Homemade Cornstarch Alfajores are a delightful treat that capture the essence of Latin American confectionery. These tender, crumbly cookies are made with a blend of cornflour and all-purpose flour, giving them a uniquely soft texture that practically melts in your mouth. The process begins by preheating the oven to 350°F (175°C) and lining a baking sheet with parchment paper, ensuring the cookies do not stick and bake evenly.
In the initial stages, the dry ingredients are whisked together and set aside. This includes cornflour, a key ingredient that differentiates alfajores from other cookies, adding a delicate lightness to the dough. Next, in a larger bowl, unsalted butter and granulated sugar are beaten until they reach a light and fluffy consistency—a crucial step for the perfect texture.
Egg yolks, a dash of brandy (optional for an extra layer of flavor), and vanilla extract are then incorporated into the butter mixture, adding richness and depth. Gradually mixing in the dry ingredients results in a soft yet manageable dough, which is rolled out on a lightly floured surface to a thickness of about ¼ inch. Using a round cookie cutter, dough circles are formed and meticulously placed on a prepared baking sheet.

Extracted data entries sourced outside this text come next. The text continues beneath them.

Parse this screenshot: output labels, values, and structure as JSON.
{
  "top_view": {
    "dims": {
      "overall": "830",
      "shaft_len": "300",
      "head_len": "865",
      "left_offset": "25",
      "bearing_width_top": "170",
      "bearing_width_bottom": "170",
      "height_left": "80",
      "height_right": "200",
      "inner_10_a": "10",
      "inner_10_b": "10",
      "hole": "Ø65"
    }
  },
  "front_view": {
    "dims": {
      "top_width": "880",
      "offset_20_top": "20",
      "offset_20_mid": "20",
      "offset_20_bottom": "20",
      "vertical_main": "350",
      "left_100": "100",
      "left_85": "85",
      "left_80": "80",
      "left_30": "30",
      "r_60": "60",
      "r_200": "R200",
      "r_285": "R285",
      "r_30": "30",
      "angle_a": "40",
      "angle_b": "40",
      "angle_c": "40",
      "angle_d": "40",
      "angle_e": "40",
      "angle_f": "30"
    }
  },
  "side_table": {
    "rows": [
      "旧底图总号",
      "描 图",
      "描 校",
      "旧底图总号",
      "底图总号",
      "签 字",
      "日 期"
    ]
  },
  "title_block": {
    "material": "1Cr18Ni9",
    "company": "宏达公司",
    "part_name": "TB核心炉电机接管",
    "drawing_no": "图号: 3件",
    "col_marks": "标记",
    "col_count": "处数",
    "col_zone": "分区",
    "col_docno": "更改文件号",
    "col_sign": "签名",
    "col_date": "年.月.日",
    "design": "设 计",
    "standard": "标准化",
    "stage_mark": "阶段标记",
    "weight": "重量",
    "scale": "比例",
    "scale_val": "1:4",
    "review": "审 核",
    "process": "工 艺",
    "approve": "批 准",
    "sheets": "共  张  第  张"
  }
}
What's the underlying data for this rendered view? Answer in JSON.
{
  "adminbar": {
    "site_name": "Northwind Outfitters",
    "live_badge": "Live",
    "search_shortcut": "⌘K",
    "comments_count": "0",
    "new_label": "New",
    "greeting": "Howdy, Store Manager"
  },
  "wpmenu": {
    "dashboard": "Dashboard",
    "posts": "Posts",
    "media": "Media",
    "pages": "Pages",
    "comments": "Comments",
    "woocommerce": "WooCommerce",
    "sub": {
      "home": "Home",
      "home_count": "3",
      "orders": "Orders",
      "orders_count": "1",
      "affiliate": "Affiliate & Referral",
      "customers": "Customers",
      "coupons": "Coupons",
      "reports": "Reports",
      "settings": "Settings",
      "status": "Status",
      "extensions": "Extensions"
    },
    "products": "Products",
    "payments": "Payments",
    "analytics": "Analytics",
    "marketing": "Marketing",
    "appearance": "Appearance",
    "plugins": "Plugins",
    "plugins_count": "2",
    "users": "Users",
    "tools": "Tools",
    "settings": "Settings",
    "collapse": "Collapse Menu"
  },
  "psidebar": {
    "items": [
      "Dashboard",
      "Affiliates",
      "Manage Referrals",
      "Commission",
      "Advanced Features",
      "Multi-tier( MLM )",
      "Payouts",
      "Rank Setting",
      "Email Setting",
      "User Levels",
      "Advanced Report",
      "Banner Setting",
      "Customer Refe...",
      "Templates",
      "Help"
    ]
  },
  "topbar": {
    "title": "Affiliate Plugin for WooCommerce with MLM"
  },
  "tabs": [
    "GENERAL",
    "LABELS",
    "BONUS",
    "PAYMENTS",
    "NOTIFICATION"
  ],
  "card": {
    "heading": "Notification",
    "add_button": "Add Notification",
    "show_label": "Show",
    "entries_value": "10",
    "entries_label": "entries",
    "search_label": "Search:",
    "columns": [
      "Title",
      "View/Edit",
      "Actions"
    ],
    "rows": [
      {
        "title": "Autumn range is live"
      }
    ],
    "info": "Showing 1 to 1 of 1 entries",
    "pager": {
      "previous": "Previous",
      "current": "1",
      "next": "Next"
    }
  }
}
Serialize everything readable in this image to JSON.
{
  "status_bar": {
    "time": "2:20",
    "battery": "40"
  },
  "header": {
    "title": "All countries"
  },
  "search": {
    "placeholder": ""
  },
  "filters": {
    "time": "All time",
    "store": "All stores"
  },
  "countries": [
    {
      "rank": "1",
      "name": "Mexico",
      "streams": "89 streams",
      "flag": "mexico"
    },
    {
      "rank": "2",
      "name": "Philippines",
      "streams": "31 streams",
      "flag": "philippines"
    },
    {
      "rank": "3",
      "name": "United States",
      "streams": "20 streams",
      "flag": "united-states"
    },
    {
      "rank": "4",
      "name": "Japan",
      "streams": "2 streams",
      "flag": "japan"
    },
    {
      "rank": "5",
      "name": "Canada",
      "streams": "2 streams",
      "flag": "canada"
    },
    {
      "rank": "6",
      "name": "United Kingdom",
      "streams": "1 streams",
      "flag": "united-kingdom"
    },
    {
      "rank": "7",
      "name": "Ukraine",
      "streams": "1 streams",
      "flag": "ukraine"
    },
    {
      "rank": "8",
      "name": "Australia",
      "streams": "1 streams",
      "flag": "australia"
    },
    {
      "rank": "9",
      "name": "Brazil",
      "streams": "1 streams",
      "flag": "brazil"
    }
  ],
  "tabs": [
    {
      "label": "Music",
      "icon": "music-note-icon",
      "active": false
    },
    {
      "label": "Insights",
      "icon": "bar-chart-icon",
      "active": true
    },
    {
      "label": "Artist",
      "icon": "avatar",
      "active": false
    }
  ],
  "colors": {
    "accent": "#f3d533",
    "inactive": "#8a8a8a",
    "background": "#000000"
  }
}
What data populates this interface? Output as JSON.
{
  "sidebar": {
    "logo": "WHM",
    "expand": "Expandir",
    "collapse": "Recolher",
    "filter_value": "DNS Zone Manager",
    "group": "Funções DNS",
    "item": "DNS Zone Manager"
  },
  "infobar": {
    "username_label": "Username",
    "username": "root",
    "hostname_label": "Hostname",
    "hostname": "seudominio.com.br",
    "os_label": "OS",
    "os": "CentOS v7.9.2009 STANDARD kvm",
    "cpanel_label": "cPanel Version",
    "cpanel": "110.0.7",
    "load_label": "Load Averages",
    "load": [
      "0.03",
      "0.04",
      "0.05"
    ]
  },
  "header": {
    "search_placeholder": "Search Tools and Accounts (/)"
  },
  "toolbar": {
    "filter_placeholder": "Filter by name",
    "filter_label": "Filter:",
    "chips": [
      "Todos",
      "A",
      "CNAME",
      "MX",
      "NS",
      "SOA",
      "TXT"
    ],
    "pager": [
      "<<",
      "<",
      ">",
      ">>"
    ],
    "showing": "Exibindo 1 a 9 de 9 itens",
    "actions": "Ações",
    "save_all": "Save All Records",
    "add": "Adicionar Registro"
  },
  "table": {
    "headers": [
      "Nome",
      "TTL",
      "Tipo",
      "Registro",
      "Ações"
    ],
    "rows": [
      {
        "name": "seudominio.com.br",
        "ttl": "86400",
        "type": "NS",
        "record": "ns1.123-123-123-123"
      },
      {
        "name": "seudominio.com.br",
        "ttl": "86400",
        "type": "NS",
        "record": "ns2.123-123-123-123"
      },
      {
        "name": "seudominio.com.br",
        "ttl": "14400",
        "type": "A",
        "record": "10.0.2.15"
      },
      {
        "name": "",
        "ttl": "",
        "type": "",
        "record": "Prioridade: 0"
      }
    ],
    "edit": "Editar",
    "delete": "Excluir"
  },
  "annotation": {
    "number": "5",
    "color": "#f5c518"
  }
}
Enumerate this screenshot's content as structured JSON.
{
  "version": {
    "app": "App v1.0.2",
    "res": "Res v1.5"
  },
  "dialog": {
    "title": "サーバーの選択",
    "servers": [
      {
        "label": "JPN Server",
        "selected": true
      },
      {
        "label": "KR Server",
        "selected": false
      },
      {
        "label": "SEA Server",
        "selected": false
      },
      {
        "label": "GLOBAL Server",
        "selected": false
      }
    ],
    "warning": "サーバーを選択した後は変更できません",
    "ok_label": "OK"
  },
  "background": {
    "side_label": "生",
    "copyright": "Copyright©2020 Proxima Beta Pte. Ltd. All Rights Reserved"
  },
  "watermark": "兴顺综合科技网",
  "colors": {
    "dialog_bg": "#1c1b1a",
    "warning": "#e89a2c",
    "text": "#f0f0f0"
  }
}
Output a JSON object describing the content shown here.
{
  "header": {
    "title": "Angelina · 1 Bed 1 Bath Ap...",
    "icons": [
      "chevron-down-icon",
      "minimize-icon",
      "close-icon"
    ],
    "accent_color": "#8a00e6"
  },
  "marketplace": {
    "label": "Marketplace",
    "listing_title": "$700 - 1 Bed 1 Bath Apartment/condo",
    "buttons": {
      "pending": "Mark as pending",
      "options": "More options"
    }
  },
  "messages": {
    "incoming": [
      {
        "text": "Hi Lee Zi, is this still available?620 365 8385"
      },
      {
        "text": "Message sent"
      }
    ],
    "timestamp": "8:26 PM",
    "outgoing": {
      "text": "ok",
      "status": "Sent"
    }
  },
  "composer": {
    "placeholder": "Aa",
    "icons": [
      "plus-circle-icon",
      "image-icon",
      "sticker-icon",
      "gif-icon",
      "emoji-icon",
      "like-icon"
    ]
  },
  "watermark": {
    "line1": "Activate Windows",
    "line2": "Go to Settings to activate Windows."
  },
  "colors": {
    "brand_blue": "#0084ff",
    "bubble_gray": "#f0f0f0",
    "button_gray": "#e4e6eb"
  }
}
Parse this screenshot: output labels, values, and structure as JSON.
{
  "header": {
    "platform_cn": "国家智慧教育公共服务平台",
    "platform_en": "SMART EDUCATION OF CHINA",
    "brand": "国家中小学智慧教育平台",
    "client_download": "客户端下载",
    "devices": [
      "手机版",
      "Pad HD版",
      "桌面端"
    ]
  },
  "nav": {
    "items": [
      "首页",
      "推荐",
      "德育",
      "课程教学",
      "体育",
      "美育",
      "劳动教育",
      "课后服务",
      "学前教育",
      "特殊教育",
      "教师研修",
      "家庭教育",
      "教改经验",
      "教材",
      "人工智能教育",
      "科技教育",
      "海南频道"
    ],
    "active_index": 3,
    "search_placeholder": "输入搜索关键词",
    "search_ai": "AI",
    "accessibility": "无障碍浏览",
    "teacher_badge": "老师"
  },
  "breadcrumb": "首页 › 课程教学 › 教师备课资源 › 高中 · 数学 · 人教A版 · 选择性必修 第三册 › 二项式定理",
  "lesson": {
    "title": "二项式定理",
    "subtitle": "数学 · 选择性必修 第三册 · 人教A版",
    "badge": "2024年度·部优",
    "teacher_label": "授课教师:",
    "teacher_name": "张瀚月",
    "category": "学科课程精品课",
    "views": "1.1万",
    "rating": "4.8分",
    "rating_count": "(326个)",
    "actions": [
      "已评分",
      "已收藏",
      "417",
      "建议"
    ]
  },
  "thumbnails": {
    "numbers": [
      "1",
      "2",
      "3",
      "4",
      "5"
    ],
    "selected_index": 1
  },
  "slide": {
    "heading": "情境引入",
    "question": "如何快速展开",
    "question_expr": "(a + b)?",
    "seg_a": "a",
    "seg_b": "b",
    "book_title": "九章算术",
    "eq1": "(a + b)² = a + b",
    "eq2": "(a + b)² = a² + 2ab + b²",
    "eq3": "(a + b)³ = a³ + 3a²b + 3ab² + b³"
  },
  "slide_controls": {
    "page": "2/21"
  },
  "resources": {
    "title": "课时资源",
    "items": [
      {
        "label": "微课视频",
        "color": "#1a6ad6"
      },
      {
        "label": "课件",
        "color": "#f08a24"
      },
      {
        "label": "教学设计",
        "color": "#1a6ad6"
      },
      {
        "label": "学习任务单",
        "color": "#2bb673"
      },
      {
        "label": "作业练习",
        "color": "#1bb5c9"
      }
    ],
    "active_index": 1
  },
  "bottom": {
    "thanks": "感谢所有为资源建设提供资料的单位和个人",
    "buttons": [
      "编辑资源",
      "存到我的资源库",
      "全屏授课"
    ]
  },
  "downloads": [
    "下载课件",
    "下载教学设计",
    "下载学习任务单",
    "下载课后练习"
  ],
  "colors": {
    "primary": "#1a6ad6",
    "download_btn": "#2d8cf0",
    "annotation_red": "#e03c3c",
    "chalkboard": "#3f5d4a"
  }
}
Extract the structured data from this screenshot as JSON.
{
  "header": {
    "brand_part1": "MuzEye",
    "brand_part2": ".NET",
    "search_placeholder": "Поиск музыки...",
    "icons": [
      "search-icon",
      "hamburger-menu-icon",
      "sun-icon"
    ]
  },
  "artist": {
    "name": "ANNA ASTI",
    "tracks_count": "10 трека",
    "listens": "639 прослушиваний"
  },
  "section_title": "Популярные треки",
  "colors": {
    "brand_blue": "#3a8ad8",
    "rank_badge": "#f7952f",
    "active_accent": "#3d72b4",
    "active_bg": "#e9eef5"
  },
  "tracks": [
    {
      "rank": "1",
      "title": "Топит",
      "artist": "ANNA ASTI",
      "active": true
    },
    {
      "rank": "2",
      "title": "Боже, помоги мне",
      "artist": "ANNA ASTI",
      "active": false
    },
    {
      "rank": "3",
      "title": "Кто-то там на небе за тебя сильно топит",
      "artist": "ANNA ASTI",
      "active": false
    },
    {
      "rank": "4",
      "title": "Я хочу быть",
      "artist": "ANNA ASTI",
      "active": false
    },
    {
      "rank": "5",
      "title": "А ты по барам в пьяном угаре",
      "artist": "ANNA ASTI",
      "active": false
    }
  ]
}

Baked for 10-12 minutes until lightly golden around the edges, these cookies require careful monitoring to maintain their delicate nature. Once cooled completely, the alfajores are assembled by generously spreading dulce de leche between two cookies. A finishing dusting of powdered sugar not only enhances their visual appeal but also adds an extra touch of sweetness.
Homemade Cornstarch Alfajores are not just cookies; they are a bite of tradition, offering a perfect balance of textures and flavors. Their melt-in-your-mouth quality and the rich, creamy filling make them an irresistible treat that begs to be shared with loved ones.
Ingredients
1 cup cornflour (cornstarch)
¾ cup all-purpose flour
½ cup unsalted butter, at room temperature
⅓ cup granulated sugar
2 large egg yolks
1 tbsp brandy (optional)
½ tsp vanilla extract
1 tsp baking powder
1 can (13.4 oz) dulce de leche
Powdered sugar for dusting
Directions
1. Preheat your oven to 350°F (175°C) and line a baking sheet with parchment paper.
2. In a medium bowl, whisk together the cornflour, all-purpose flour, and baking powder. Set aside.
3. In a large bowl, beat the unsalted butter and granulated sugar together until light and fluffy.
4. Add the egg yolks, brandy (if using), and vanilla extract to the butter mixture. Mix until well combined.
5. Gradually add the dry ingredients to the wet ingredients, mixing until a dough forms. It should be soft but not sticky.
6. On a lightly floured surface, roll out the dough to a thickness of about ¼ inch.
7. Use a round cookie cutter to cut out circles from the dough and place them on the prepared baking sheet.
8. Bake the cookies for 10-12 minutes, or until they are lightly golden around the edges.
9. Remove the cookies from the oven and let them cool completely on a wire rack.
10. Once the cookies are cool, spread a generous amount of dulce de leche on the flat side of one cookie and sandwich it with another cookie.
11. Lightly dust the assembled alfajores with powdered sugar before serving.